MM. les commissaires nommés par le procès-verbal du six août[481], ont rendu compte de la mission dont ils avaient été chargés.
M. Boussaroque a dit qu'il n'y avait point eu de procès-verbal relatif au recensement des vœux des sections de Paris, pour la réduction des soixante bataillons à 48, sur la convocation faite par la Municipalité pour le 24 juin dernier; mais qu'ayant pris communication des procès-verbaux des sections, il avait remarqué que dix sections seulement avaient manifesté le vœu de la réduction des 60 bataillons à 48.
M. James a dit que, n'étant point parvenu à se procurer de la Municipalité le décret par elle invoqué dans son arrêté du trente-un (sic) juillet dernier, article 3[482], il avait déclaré aux commissaires recenseurs que la section des Postes retirait l'article 3 de son arrêté[483], pour être de nouveau soumis à la discussion et être par elle manifesté un vœu à ce sujet.
La discussion ayant été aussitôt ouverte sur l'art. 3 du dit arrêté de la Municipalité relatif à la réduction des soixante bataillons en quarante-huit.
L'Assemblée, considérant que, dans les circonstances actuelles, tout changement qui ne serait pas nécessaire dans l'organisation de la force publique peut entraîner les plus grands inconvénients, et que son arrêté du quatre août, qu'elle révoque en ce qui concerne l'article 3, avait[484] été retiré par le commissaire qu'elle avait nommé au recensement de la Maison Commune, a arrêté qu'il n'y a pas lieu à délibérer quant à présent sur la réduction des 60 bataillons à 48, persistant à cet égard dans son arrêté du 24 juin.
M. Bachelard a été nommé commissaire pour remettre le présent arrêté au Corps municipal.
Une députation de la section des Quinze-Vingts a été admise; elle a mis sur le bureau deux arrêtés en date des quatre et sept août présent mois[485].
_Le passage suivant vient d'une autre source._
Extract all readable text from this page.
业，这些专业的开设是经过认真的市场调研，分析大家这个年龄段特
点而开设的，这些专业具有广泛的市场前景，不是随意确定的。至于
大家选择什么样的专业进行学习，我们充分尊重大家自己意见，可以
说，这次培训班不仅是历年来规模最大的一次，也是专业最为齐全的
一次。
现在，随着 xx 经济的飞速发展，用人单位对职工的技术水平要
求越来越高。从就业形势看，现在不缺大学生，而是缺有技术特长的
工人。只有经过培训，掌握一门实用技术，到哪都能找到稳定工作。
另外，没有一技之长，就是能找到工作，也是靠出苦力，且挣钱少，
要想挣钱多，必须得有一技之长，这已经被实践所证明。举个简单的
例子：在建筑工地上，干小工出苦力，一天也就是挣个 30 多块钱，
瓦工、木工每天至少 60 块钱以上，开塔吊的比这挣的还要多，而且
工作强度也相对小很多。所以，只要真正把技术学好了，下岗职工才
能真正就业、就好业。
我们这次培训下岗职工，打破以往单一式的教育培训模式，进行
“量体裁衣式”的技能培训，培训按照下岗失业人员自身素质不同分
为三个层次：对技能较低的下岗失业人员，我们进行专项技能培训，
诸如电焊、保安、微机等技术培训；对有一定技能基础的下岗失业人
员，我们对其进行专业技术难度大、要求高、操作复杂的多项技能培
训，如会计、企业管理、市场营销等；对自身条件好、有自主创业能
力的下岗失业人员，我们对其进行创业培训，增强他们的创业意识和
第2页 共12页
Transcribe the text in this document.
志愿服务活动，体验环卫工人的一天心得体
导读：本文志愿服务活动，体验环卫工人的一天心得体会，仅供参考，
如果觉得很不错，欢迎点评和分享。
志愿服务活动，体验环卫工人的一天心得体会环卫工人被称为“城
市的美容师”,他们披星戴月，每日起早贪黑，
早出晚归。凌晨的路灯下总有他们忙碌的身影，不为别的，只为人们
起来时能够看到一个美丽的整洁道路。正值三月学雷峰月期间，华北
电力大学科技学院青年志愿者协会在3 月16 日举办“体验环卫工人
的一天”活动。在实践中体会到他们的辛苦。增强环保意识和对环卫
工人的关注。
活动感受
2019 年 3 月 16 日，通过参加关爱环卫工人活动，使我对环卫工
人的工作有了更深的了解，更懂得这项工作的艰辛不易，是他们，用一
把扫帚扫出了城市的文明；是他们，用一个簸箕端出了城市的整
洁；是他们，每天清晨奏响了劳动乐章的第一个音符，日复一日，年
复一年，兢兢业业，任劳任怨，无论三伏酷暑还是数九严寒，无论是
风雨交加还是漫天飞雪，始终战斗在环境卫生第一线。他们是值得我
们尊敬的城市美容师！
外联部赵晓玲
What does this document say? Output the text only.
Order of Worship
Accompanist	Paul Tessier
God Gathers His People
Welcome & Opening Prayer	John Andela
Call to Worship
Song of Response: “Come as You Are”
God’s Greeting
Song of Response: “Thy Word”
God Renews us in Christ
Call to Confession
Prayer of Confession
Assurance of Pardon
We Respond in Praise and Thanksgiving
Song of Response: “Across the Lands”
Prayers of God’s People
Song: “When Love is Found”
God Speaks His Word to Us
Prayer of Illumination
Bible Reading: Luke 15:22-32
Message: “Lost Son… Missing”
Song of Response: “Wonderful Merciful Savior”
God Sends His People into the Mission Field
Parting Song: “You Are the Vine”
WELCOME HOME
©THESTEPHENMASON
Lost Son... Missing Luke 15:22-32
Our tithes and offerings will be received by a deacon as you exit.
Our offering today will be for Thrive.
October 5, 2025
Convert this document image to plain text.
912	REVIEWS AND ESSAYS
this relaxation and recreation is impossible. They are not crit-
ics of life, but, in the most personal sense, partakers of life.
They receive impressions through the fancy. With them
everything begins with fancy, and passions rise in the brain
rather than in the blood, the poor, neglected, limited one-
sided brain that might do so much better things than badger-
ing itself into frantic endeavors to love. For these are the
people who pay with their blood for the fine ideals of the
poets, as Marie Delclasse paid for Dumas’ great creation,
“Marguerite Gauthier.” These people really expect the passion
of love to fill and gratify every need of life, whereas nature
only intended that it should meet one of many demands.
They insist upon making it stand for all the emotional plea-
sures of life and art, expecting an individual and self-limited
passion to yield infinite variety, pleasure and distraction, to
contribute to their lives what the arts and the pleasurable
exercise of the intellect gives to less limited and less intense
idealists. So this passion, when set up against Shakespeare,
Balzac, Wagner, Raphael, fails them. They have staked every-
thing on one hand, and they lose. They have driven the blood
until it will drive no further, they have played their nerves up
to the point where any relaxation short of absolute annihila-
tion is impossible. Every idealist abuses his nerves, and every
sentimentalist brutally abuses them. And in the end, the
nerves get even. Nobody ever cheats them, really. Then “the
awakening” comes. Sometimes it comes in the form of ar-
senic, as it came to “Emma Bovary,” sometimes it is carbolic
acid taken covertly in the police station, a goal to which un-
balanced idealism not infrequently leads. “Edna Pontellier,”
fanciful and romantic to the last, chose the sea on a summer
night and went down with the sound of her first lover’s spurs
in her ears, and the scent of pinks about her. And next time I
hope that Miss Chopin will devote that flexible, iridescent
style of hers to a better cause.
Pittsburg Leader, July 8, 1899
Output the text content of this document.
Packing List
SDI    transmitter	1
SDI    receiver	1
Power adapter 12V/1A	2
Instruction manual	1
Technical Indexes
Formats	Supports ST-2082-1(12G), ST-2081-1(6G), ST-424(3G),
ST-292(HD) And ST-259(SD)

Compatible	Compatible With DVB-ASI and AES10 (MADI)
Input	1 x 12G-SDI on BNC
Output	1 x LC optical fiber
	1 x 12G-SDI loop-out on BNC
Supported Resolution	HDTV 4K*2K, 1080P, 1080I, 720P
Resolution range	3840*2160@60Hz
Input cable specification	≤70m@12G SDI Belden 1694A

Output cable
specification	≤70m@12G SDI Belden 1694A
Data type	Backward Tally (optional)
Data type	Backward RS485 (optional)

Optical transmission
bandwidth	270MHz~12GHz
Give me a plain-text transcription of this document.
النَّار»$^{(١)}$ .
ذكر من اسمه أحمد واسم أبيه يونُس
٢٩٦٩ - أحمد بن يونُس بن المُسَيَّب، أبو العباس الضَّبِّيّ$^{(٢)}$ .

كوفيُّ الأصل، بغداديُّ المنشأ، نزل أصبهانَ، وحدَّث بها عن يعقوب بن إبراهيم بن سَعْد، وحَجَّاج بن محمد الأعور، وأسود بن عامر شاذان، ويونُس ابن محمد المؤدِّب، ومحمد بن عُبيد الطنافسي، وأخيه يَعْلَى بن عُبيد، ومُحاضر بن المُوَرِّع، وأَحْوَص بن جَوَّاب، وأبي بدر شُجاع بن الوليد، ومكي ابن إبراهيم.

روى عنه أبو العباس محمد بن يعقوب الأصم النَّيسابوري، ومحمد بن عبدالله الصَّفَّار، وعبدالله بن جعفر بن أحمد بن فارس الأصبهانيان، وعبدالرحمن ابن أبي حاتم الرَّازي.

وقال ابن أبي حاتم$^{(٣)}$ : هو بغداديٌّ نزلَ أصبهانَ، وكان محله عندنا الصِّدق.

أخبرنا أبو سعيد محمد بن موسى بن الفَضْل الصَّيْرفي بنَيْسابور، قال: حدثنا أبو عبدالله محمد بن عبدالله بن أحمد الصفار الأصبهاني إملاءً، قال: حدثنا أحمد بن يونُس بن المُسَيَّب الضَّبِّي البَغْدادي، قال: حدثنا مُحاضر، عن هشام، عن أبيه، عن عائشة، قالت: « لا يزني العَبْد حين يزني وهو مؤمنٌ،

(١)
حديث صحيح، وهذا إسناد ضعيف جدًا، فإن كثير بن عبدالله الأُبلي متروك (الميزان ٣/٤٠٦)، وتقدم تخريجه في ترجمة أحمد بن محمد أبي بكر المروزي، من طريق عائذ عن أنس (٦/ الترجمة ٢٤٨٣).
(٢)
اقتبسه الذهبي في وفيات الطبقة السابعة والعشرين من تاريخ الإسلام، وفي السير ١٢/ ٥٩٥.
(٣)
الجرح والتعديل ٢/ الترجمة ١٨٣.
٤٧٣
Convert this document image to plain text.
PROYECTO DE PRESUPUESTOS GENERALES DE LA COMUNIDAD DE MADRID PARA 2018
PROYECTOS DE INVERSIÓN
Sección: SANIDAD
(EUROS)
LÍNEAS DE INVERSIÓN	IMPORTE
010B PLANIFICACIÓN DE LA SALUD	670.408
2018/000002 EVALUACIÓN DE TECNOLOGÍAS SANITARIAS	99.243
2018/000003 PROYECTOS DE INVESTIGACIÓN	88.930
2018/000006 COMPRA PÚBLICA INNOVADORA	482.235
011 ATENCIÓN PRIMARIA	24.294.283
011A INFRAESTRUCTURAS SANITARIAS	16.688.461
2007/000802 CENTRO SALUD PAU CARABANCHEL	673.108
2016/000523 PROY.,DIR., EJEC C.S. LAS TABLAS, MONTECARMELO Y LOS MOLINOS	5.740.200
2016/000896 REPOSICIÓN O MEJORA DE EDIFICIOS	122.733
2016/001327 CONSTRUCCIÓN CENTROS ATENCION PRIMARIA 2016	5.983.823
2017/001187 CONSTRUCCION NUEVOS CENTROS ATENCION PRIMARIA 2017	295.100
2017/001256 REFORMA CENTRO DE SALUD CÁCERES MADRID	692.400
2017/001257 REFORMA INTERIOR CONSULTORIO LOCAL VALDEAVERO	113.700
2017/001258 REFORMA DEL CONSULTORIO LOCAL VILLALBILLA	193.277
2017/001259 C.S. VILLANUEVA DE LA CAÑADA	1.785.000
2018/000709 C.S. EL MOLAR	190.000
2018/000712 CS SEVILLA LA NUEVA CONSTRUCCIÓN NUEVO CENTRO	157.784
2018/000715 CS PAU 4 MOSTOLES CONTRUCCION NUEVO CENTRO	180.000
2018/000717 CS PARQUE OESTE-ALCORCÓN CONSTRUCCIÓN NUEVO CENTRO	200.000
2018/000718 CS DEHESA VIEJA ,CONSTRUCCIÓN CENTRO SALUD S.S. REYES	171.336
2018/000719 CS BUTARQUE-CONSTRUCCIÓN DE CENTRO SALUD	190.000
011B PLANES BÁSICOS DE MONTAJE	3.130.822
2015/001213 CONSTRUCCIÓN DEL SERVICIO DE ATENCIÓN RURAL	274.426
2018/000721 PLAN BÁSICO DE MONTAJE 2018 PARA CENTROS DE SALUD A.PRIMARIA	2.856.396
Lecture en ayant été faite, l'Assemblée a arrêté qu'elle invitait les frères de la section des Quinze-Vingts à attendre, sur la grande question relative à la déchéance du Roi[486], la décision de l'Assemblée nationale avec le calme et la fermeté qui conviennent à des hommes libres; à se borner, dans la pétition proposée, à demander à l'Assemblée nationale qu'elle veuille bien prononcer sur cette affaire sans interruption, tout objet cessant; enfin que, quelle que soit cette décision, loin de manifester le désordre et répandre l'alarme, tous les citoyens se resserrent plus que jamais et avisent aux moyens, uniformément discutés et arrêtés dans toutes les sections, qu'il sera possible de prendre pour sauver la patrie.
Une autre députation de la section des Gravilliers a été admise; elle a mis sur le bureau un arrêté de cette section portant invitation d'envoyer des commissaires au bureau de police[487] pour les inviter[488] à procurer de la force armée pour garder les barrières sur-le-champ.